Des données à comparer avec celles fournies pour l’année 2015 : 72 millions d’euros de volume d’affaires pour 5 000 billets par jour.
Sur les 45 millions de visites mensuelles que Trainline revendique sur ses sites et ses applications, 77 % du trafic se fait sur mobile, selon les relevés effectués entre janvier et mars 2017. La volonté de devenir un « compagnon de voyage » est d’autant plus grande.
L’association, en une seule application, de la réservation et du suivi en temps réel y contribue.
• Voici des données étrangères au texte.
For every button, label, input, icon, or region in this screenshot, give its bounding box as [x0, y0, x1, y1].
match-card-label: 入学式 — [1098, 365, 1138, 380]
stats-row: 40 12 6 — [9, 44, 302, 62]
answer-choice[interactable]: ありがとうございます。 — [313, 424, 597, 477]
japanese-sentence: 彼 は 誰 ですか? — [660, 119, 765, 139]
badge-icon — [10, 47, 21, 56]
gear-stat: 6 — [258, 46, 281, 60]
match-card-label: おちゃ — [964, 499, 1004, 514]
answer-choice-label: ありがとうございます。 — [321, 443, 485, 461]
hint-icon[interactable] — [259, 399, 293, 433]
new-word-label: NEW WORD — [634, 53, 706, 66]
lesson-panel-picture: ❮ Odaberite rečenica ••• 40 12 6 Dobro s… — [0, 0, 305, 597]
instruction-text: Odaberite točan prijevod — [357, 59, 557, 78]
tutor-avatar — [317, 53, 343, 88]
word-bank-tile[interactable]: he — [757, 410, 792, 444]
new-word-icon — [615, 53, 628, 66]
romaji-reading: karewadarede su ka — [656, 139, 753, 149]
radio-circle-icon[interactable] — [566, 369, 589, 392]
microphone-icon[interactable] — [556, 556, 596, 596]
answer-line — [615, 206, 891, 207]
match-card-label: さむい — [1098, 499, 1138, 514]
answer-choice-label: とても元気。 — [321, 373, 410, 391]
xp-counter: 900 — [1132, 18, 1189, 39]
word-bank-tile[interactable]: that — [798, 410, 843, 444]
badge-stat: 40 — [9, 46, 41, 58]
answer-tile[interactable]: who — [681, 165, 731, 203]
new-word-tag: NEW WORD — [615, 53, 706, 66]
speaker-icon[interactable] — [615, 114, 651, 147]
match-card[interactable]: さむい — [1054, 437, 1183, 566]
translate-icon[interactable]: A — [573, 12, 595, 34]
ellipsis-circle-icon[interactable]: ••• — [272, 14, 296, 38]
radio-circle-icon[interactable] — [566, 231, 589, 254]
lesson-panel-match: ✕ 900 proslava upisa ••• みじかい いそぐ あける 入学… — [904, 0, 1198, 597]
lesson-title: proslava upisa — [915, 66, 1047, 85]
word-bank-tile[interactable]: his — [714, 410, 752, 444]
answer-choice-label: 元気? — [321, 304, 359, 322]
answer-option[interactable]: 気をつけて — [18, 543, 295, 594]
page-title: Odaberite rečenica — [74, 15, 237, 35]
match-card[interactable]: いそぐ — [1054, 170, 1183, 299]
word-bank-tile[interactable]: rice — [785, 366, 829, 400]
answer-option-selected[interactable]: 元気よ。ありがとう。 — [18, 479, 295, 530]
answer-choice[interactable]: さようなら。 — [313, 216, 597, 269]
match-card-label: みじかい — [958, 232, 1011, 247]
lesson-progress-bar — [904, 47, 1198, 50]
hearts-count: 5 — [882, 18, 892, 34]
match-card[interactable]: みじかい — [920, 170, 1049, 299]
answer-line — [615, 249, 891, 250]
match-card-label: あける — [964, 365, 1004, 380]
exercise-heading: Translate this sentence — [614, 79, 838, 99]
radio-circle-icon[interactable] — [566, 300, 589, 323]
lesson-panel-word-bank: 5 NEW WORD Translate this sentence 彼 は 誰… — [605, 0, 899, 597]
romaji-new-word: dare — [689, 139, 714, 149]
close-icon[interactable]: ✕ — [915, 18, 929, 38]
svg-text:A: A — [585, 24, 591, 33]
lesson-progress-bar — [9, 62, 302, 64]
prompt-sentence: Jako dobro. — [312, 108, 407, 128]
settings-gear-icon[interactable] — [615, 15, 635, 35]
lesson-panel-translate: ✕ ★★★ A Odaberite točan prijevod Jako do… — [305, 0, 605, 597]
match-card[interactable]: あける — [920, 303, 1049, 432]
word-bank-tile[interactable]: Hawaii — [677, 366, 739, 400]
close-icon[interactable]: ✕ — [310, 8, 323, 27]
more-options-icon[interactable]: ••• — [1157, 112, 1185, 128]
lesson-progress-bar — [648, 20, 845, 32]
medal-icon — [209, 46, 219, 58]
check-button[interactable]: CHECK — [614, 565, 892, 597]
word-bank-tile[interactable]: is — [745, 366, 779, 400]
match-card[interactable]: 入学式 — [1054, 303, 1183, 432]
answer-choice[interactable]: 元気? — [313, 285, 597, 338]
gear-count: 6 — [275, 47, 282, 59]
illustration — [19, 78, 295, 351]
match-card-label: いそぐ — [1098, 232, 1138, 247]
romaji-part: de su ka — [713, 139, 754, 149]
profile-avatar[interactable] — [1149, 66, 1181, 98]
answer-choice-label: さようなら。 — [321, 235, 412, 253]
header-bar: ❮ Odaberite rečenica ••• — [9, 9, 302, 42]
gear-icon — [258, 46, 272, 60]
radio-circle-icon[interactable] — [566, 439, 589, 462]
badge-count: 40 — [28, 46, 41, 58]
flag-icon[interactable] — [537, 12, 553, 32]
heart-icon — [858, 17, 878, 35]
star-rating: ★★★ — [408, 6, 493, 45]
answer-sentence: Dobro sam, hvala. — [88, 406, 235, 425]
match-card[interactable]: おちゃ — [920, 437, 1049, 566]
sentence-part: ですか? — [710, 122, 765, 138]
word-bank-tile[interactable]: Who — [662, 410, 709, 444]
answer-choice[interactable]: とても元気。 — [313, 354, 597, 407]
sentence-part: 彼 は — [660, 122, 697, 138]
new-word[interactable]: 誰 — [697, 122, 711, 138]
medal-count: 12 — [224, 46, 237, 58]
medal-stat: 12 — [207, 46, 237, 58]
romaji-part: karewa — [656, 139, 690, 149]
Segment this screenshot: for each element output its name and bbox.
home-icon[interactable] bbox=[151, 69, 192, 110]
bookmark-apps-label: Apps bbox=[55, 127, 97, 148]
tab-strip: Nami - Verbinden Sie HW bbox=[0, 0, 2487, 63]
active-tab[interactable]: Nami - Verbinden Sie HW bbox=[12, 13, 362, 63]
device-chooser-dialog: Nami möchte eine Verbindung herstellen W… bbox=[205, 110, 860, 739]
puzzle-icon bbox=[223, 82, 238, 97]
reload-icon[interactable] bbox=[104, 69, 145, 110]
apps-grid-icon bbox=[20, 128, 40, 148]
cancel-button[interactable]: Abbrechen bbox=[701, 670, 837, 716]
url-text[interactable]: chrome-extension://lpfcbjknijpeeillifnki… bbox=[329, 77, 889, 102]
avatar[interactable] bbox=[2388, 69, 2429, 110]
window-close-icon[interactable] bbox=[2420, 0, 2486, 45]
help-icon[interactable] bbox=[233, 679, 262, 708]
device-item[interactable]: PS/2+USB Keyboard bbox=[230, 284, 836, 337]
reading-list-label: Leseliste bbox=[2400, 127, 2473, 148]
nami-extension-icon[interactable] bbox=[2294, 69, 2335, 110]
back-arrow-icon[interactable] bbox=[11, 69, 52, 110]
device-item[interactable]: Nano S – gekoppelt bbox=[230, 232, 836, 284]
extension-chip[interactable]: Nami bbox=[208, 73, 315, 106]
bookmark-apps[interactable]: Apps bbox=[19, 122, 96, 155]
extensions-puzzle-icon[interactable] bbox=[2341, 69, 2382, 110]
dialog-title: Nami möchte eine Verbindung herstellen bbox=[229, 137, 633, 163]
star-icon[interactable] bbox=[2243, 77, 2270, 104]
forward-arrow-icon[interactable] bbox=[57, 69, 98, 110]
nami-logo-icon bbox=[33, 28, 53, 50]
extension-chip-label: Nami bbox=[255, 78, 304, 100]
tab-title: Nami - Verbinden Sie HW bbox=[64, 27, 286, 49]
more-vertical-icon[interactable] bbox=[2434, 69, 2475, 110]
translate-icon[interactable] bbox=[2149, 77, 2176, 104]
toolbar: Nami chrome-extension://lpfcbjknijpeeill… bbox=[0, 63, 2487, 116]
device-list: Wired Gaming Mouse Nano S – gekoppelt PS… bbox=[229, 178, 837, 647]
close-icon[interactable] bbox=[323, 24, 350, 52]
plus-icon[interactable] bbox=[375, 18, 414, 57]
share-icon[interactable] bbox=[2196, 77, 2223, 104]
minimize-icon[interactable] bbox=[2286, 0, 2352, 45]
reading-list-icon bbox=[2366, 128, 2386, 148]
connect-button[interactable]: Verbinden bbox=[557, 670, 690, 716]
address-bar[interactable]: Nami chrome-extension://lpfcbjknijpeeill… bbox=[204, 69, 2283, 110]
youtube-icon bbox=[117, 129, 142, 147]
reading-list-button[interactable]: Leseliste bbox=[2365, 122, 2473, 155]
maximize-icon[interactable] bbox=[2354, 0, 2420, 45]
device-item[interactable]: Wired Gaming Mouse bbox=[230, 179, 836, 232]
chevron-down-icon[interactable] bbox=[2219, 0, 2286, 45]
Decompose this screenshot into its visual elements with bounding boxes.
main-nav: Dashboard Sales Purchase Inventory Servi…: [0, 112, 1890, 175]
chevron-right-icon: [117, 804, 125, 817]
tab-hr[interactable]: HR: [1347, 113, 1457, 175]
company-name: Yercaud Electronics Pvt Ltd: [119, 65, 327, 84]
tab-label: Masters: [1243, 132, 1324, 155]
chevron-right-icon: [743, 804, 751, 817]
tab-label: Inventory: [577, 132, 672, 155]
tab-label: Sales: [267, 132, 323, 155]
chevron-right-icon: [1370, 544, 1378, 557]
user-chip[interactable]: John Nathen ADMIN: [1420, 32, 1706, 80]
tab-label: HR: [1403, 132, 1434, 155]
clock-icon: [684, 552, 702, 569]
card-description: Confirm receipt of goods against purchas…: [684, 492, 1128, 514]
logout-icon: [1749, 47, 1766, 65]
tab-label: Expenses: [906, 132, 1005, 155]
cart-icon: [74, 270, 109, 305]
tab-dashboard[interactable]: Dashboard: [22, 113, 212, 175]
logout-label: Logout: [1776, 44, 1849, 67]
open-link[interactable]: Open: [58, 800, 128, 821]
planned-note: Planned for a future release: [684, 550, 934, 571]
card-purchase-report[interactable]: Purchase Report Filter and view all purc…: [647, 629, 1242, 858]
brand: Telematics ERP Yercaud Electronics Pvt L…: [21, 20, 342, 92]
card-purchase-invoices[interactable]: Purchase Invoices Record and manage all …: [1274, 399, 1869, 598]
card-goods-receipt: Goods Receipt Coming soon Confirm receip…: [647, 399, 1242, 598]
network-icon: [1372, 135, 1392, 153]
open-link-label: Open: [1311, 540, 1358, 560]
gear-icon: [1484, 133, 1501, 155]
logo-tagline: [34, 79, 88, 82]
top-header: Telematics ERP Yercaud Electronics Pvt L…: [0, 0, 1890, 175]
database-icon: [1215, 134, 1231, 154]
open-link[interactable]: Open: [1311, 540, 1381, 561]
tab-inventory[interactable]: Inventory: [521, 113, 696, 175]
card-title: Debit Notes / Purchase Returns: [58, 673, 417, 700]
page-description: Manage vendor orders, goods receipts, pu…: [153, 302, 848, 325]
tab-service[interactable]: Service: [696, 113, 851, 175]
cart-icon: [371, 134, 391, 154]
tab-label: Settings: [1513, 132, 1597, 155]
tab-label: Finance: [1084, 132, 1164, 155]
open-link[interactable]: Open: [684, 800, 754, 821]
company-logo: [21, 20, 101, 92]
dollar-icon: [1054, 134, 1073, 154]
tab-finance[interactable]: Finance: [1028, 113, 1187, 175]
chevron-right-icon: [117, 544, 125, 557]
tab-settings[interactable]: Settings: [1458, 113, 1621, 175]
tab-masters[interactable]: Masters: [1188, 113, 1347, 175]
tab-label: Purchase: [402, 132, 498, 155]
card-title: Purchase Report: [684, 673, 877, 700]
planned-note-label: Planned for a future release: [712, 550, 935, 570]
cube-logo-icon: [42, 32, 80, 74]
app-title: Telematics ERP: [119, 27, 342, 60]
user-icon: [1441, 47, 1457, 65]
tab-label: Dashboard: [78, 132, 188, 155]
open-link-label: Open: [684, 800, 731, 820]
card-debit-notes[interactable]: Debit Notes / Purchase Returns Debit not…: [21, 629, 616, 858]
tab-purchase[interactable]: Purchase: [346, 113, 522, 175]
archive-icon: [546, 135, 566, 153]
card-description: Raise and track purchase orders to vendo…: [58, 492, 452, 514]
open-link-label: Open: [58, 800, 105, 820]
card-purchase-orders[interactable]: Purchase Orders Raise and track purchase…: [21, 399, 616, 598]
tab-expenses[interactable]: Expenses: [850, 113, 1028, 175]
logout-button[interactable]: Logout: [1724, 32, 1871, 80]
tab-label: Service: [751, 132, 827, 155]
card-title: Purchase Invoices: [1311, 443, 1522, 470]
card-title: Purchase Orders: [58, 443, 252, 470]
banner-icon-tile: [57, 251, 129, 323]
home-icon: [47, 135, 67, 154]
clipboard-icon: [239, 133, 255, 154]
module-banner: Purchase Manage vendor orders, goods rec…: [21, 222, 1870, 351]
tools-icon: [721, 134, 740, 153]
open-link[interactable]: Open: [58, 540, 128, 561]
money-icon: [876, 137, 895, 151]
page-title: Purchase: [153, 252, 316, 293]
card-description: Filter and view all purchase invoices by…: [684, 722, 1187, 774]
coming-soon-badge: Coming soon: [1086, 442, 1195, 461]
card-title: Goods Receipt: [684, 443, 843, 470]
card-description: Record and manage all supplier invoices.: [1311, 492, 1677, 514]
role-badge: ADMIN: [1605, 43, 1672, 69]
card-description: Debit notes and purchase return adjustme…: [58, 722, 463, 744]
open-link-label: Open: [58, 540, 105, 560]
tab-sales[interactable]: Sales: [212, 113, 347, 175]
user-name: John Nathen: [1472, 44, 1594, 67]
En revanche, pour ce qui est des chatbots, on repassera.
Carl Anderson ne néglige pas le potentiel de ces agents conversationnels dont il anticipe un développement multiplateforme à l’instar des applications, mais admet que le chantier n’est pas prioritaire.
Pas non plus d’intention d’élargir l’offre aux avions, aux hôtels ou encore aux loisirs comme a pu le faire Voyages-SNCF.com.
Trainline se concentre sur le rail et fait valoir son indépendance vis-à-vis des transporteurs, non sans mentionner le marché italien, sur lequel de nombreux acteurs se sont établis avec, dès 1997, l’ouverture à la concurrence des lignes régionales.
Mais on ne vit pas dans le même monde.